The international community is making every effort to persuade North Korea to abandon its nuclear programme. However, the country is adhering to its missile and nuclear programme as a source of national prestige. It is also using the programme as a “bargaining chip” in order to demand aid from stakeholders with an interest in security and stability in the region. After firing several short-range and at least two medium-range ballistic missiles in February and March 2014, North Korea announced a further nuclear test on 30 March 2014. The following day, North and South Korea exchanged fire across the internal sea border.
The UN Security Council has already called several times on North Korea to give up its nuclear and ballistic missile programmes. In January 2013, it unanimously condemned North Korea’s launch of a long-range Unha‑3 missile on 12 December 2012 in Resolution 2087 (2013) and tightened its targeted sanctions against the country. North Korea had carried out missile launches and nuclear tests in previous years. UN Security Council Resolutions 1718 and 1874 of 2006 and 2009, as well as the recently adopted Resolutions 2087 (2013) and 2094 (2013), prohibit such ballistic missile launches and nuclear tests by North Korea.
Continuing concern about nuclear and missile programme
The UN Security Council unanimously approved new sanctions against North Korea on 7 March 2013. This was in response to the regime’s underground nuclear test, carried out on 12 February 2013, and to Pyongyang’s ongoing violations of previous UN resolutions.
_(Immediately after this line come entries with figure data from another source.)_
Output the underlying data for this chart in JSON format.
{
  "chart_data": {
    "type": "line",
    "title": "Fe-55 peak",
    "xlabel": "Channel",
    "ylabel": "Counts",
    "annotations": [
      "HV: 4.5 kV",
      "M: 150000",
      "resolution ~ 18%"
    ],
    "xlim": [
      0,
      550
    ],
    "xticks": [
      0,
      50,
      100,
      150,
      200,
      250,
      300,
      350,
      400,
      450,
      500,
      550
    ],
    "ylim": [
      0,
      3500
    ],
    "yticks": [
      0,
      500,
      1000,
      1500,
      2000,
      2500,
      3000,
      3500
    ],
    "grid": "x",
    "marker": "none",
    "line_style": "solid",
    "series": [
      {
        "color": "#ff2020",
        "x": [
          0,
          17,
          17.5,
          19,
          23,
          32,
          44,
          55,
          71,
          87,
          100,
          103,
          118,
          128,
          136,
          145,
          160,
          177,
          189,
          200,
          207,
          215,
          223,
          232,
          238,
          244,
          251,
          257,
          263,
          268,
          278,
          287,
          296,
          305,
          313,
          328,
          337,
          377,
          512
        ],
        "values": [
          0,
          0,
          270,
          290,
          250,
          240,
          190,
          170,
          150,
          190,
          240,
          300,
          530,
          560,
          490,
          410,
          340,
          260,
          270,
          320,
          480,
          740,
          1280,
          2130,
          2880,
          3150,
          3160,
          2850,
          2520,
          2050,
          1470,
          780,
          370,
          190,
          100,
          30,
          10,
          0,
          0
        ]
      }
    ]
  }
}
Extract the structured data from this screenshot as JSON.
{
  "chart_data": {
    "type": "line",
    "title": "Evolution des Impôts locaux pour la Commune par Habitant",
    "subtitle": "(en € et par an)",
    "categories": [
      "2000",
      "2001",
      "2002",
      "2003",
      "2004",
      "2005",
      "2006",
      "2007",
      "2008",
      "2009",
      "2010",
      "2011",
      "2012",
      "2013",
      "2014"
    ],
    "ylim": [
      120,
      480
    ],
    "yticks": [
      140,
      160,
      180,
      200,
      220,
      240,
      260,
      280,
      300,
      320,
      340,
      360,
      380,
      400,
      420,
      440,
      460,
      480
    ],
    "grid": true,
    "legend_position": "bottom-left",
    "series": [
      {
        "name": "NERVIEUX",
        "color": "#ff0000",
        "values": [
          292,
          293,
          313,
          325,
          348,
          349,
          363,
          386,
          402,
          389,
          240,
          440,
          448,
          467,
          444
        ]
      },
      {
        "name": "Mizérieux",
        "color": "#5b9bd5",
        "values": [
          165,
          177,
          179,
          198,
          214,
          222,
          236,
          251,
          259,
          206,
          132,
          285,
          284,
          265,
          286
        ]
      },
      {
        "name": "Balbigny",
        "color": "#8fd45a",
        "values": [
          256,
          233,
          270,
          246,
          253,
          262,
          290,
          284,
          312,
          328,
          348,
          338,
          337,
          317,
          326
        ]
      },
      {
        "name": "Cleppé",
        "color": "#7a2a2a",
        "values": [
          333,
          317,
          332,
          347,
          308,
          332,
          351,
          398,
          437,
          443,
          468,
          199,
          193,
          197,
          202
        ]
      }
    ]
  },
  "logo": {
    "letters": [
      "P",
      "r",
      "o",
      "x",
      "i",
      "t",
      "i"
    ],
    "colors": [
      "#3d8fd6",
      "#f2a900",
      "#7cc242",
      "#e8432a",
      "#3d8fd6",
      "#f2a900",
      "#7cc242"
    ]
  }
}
Resolution 2094 (2013) tightens existing sanctions against North Korea, for example by prohibiting all of the financial services listed in the sanctions. The inspection system will also be strengthened. There is a general obligation to monitor the flow of goods if it is suspected that they might be relevant to North Korea’s nuclear or ballistic missile programmes or other weapons of mass destruction. If a ship inspection is refused, North Korean ships will be forced to return to their port of origin. The Security Council also imposed travel bans on further individuals and froze their assets.
The EU is also tightening its sanctions
As an immediate reaction to North Korea’s nuclear test on 12 February 2013, the European Union also tightened its sanctions against the country’s leadership. The punitive measures are aimed, among other things, at the missile programme as well as at North Korea’s financial sector.
North Korea is isolated internationally and is one of the most closed‑off countries in the world. The population is suffering as a result of the poor economic situation, the lack of basic necessities and political repression. The international community is making every effort to persuade North Korea to abandon its nuclear programme. The most important forum for these efforts were the six-party talks that started in 2003 between the two Koreas, the United States, China, Russia and Japan. However, the talks broke down in 2009 and have not been resumed.
The German Government supports the launch of substantive negotiations on North Korea’s nuclear and missile programme. North Korea must halt these programmes, as demanded by the UN Security Council. During his visit to South Korea in October 2014, former Foreign Minister Frank‑Walter Steinmeier was highly critical of the lack of transparency in North Korea and called on the North Korean regime to discontinue its nuclear programme.
The German Government continues to regard the six-party talks as a suitable format for achieving a solution by diplomatic means. Until these talks are resumed, Germany is willing to host informal talks between the United States and North Korea.